= Stefan Holnicki =

Polish ballet dancer

Stefan Holnicki (1768 – died after 1797), was a Polish ballet dancer. He was a member of the Polish Royal Ballet and belonged to the pioneer generation of ballet dancers in Poland.

==Life==

He was a serf of count Antoni Tyzenhauz on his estate in Grodno and Postawy, and placed by him in his private ballet school, where he was
trained by François Gabriel Le Doux from Paris and Daniel Curz from Venice. This was the first native ballet company in Poland, where ballet had previously been performed by foreign companies (normally from France and Italy), and its dancers were the pioneer generation of native ballet dancers in Poland.

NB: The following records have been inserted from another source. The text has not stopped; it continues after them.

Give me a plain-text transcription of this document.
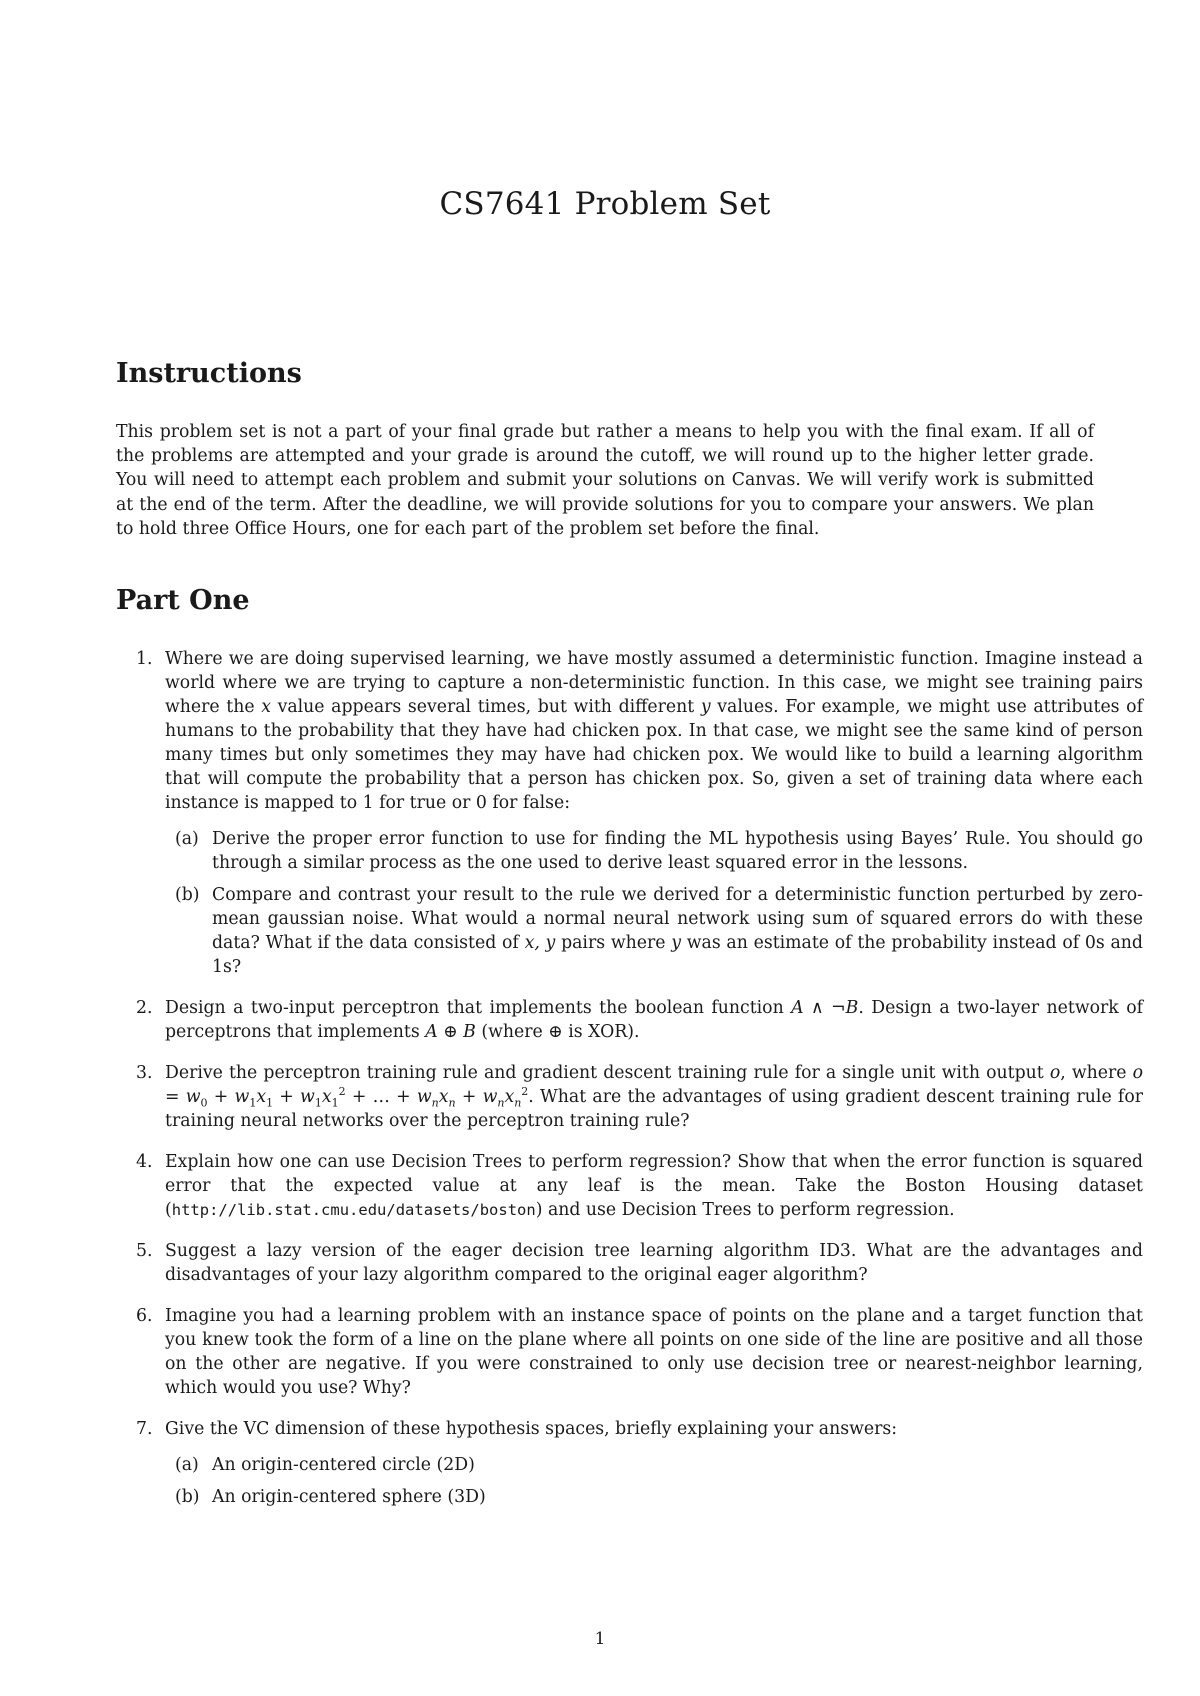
CS7641 Problem Set
Instructions

This problem set is not a part of your final grade but rather a means to help you with the final exam. If all of the problems are attempted and your grade is around the cutoff, we will round up to the higher letter grade. You will need to attempt each problem and submit your solutions on Canvas. We will verify work is submitted at the end of the term. After the deadline, we will provide solutions for you to compare your answers. We plan to hold three Office Hours, one for each part of the problem set before the final.

Part One
1. Where we are doing supervised learning, we have mostly assumed a deterministic function. Imagine instead a world where we are trying to capture a non-deterministic function. In this case, we might see training pairs where the x value appears several times, but with different y values. For example, we might use attributes of humans to the probability that they have had chicken pox. In that case, we might see the same kind of person many times but only sometimes they may have had chicken pox. We would like to build a learning algorithm that will compute the probability that a person has chicken pox. So, given a set of training data where each instance is mapped to 1 for true or 0 for false:
(a) Derive the proper error function to use for finding the ML hypothesis using Bayes’ Rule. You should go through a similar process as the one used to derive least squared error in the lessons.
(b) Compare and contrast your result to the rule we derived for a deterministic function perturbed by zero-mean gaussian noise. What would a normal neural network using sum of squared errors do with these data? What if the data consisted of x, y pairs where y was an estimate of the probability instead of 0s and 1s?
2. Design a two-input perceptron that implements the boolean function A ∧ ¬B. Design a two-layer network of perceptrons that implements A ⊕ B (where ⊕ is XOR).
3. Derive the perceptron training rule and gradient descent training rule for a single unit with output o, where $o = w_0 + w_1x_1 + w_1x_1^2$ + … + $w_nx_n + w_nx_n^2$. What are the advantages of using gradient descent training rule for training neural networks over the perceptron training rule?
4. Explain how one can use Decision Trees to perform regression? Show that when the error function is squared error that the expected value at any leaf is the mean. Take the Boston Housing dataset (http://lib.stat.cmu.edu/datasets/boston) and use Decision Trees to perform regression.
5. Suggest a lazy version of the eager decision tree learning algorithm ID3. What are the advantages and disadvantages of your lazy algorithm compared to the original eager algorithm?
6. Imagine you had a learning problem with an instance space of points on the plane and a target function that you knew took the form of a line on the plane where all points on one side of the line are positive and all those on the other are negative. If you were constrained to only use decision tree or nearest-neighbor learning, which would you use? Why?
7. Give the VC dimension of these hypothesis spaces, briefly explaining your answers:
(a) An origin-centered circle (2D)
(b) An origin-centered sphere (3D)
1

In 1785, Antoni Tyzenhauz died, and donated the entire Ballet Company and its serf staff to king Stanisław August Poniatowski in his will, after which it became the Royal Ballet National Dancers of His Majesty, which performed at the royal court and at the National Theatre, Warsaw. The ballet company was composed by thirty dancers, among whom the elite was regarded to be the group of Michał Rymiński, Marianna Malińska, Adam Brzeziński, Stefan Holnicki and Dorota Sitańska.

In 1795, the state and monarchy of Poland was dissolved and thereby also the former royal household, including the royal ballet. He organized a private ballet company composed of many of his former colleagues, which toured for two years, and departed for Grodno. In 1797, he belonged to the members of the former Royal Ballet who signed a petition to request the payment of their outstanding salary.